Condensation characteristics of flows in newly developed three-dimensional enhanced heat transfer tubes

Abstract

Condensation heat transfer characteristics were studied experimentally in order to evaluate the heat transfer performance of horizontal copper heat transfer tubes (smooth and enhanced). Using R410A and R32 as refrigerants, condensation heat transfer experiments were carried out for a saturation temperature of 45 °C; inlet vapor quality of the tube was 0.8 and outlet quality was 0.2; refrigerant mass flow rate range was in the range from 68 to 371 kg/(m2·s). Single-phase heat balance verification found that the heat loss is less than 6 %, with the deviation between single-phase experimental results and various correlations being less than 15 %. The condensation heat transfer coefficient increases with an increase in mass flow; as the mass flow rate increases, the turbulence of the liquid flow increases and the liquid film becomes thinner; thermal resistance is reduced and the heat transfer coefficient (HTC) increases.

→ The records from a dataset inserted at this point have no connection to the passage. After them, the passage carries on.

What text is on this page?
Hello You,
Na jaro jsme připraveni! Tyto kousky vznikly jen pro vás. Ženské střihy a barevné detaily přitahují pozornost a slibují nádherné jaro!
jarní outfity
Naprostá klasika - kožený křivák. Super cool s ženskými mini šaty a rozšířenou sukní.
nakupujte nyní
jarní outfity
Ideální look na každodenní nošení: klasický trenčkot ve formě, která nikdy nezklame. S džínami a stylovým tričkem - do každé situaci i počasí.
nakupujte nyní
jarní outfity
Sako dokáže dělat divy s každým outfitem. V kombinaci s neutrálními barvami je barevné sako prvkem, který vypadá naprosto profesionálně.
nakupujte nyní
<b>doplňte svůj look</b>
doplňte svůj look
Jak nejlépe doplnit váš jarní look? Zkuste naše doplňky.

Experimental results determined that the performance factor ratio (enhanced tube/smooth tube) of the three-dimensional surfaces investigated here are greater than 1. Tubeside heat transfer enhancement factor (EF) of the HB/D tube is the highest (max 1.76); its performance is closely related to increasing fluid turbulence and improving drainage. Performance factor (PF) of the HB/D tube (max 1.38) is the highest for most of the flowrates. All this indicates excellent thermal performance. Flow model-based analysis was performed in order to develop a correlation for the condensation heat transfer coefficient and the pressure drop for the enhanced surface tubes. Both prediction models accurately predicted all data points within a limited margin of error.